1
votes

I have an interface IGenericOrder as follows:

using System;
using System.Linq.Expressions;

namespace MyNamespace
{
    interface IGenericOrder<T> where T : new()
    {
        Func<T, int> GetStatement(string name);
    }


    public class GenericOrder<T> : IGenericOrder<T> where T : new()
    {
        public Func<T, int> GetStatement(string name)
        {
            return (T) => 4;
        }    
    }
}

Now when I create an instance of that class and cast it back to IGenericOrder<object>

var sorter = (IGenericOrder<object>) new GenericOrder<Foo>();

I get Exception:

InvalidCastException: The instance of type GenericOrder<Foo> cannot be cast to IGenericOrder<object>

Which seems clear as the Interface IGenericOrder is not covariant. However if I make the interface covariant (interface IGenericOrder<out T>) I get a compiler-error:

Invalid variance: The type parameter 'T' must be contravariantly valid on IGenericOrder<T>.GetStatement(string). 'T' is covariant.
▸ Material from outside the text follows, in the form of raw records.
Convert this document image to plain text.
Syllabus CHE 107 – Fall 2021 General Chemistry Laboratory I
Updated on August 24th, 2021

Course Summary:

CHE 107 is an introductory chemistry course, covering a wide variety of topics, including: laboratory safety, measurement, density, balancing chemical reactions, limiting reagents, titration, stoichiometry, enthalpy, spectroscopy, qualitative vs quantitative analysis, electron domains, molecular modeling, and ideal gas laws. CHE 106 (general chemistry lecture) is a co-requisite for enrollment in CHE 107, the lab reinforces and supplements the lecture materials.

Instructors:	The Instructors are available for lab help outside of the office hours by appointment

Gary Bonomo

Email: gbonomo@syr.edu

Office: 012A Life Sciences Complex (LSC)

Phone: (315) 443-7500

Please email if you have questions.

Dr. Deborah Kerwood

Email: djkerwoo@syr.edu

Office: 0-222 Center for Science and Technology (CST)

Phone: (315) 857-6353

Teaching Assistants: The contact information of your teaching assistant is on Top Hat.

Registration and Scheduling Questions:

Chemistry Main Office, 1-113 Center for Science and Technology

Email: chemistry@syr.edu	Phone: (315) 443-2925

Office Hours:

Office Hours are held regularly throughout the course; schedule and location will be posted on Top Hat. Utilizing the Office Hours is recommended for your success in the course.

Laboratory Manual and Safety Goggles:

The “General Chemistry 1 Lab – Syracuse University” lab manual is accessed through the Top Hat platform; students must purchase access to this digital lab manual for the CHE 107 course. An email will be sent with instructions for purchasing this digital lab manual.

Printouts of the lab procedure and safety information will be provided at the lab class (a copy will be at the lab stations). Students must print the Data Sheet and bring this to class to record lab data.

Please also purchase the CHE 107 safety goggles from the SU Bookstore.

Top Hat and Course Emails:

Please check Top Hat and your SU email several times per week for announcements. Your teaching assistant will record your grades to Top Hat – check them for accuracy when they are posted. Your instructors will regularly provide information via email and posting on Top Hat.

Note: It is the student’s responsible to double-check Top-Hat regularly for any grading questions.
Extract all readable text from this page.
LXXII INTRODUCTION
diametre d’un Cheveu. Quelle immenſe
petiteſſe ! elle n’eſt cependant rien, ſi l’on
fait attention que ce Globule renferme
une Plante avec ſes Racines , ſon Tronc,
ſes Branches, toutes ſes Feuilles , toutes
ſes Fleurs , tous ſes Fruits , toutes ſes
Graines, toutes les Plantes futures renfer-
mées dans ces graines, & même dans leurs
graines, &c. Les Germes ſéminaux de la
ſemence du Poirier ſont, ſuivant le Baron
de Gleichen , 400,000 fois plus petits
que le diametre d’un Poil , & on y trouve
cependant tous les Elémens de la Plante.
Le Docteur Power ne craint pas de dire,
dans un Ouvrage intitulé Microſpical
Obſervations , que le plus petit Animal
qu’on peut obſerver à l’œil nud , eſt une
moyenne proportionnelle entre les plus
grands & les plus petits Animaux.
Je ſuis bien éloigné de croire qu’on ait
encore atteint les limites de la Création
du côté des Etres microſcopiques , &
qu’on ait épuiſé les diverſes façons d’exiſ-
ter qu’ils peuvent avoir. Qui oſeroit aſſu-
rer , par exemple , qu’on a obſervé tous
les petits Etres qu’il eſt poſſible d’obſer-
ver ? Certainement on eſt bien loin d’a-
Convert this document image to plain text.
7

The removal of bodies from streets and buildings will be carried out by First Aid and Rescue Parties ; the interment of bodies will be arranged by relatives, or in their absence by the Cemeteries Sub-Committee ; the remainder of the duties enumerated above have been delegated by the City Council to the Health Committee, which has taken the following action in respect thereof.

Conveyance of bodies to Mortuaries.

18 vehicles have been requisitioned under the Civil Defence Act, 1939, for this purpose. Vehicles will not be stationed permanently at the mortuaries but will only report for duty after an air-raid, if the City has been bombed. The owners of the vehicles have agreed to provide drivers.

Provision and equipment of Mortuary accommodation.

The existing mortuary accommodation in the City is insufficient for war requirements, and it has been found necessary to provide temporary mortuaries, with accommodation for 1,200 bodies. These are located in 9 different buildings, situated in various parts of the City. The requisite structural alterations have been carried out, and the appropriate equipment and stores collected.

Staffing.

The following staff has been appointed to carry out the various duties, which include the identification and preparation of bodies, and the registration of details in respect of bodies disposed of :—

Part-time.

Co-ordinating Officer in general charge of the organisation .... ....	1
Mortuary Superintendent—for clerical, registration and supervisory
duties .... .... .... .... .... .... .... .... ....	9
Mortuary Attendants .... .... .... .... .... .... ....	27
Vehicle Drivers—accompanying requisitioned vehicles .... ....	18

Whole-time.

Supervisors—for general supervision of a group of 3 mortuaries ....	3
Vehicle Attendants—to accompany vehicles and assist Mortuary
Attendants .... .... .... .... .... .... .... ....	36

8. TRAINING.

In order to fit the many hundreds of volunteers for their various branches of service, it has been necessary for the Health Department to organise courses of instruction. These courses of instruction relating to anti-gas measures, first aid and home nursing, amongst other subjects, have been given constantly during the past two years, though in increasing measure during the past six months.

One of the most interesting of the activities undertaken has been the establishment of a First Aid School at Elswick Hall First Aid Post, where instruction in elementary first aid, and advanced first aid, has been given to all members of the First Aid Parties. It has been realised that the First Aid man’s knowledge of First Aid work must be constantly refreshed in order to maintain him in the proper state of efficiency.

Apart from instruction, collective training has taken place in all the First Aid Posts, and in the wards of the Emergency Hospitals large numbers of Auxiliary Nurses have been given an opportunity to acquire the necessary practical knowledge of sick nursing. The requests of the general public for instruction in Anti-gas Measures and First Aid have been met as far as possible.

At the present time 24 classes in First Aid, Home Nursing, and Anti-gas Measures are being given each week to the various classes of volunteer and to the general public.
As I read from here covariance can only used when

[the generic type parameter] is used only as a method return type and is not used as a type of formal method parameters.

Does this mean I cannot use co-/contravariance for methods that themselfes return generic instances?

I am using .Net 4.5

2
Yes. I mean, you have all the information you need already, and you interpreted it correctly. It even makes sense. What else are you looking for?Luaan
Well, that´s what the errors say to me, but I do not fully understand the intense of this. What exactly makes sense from your point of view?HimBromBeere
Just think about it - you're returning a function that takes an argument of type T. If you were allowed to cast the interface to IGenericOrder<object>, it would return a function that takes an argument of type object. Not all Ts are also objects - you broke type safety. On the other hand, you can make T contra-variant - it's valid to pass a descendant instead of a parent class as an argument.Luaan

2 Answers

2
votes

To understand what is going on look at the definition of Func<T,TResult> delegate:

public delegate TResult Func<in T, out TResult>(
    T arg
)

As you can see, its first type parameter T is an in parameter. Therefore, you cannot use an out parameter as Func's first type argument. The second type parameter TResult is out, so using T as TResult would work:

interface IGenericOrder<out T> where T : new() {
    Func<int,T> GetStatement(string name);
}

public class GenericOrder<T> : IGenericOrder<T> where T : new() {
    public Func<int,T> GetStatement(string name) {
        return (x) => default(T);
    }    
}

Demo.

1
votes

You are using T as the first type parameter of Func, so the only valid mode is contravariance because the T represents the type of the function's parameter. What you are trying to achieve with your cast is unsafe: you are saying "Here's a function which takes a Foo as a parameter. Please treat this as a function which takes any object as a parameter." If instead you had a Func<int, T>, you could use covariance, because a function that returns a Foo can also be viewed as a function that returns an object.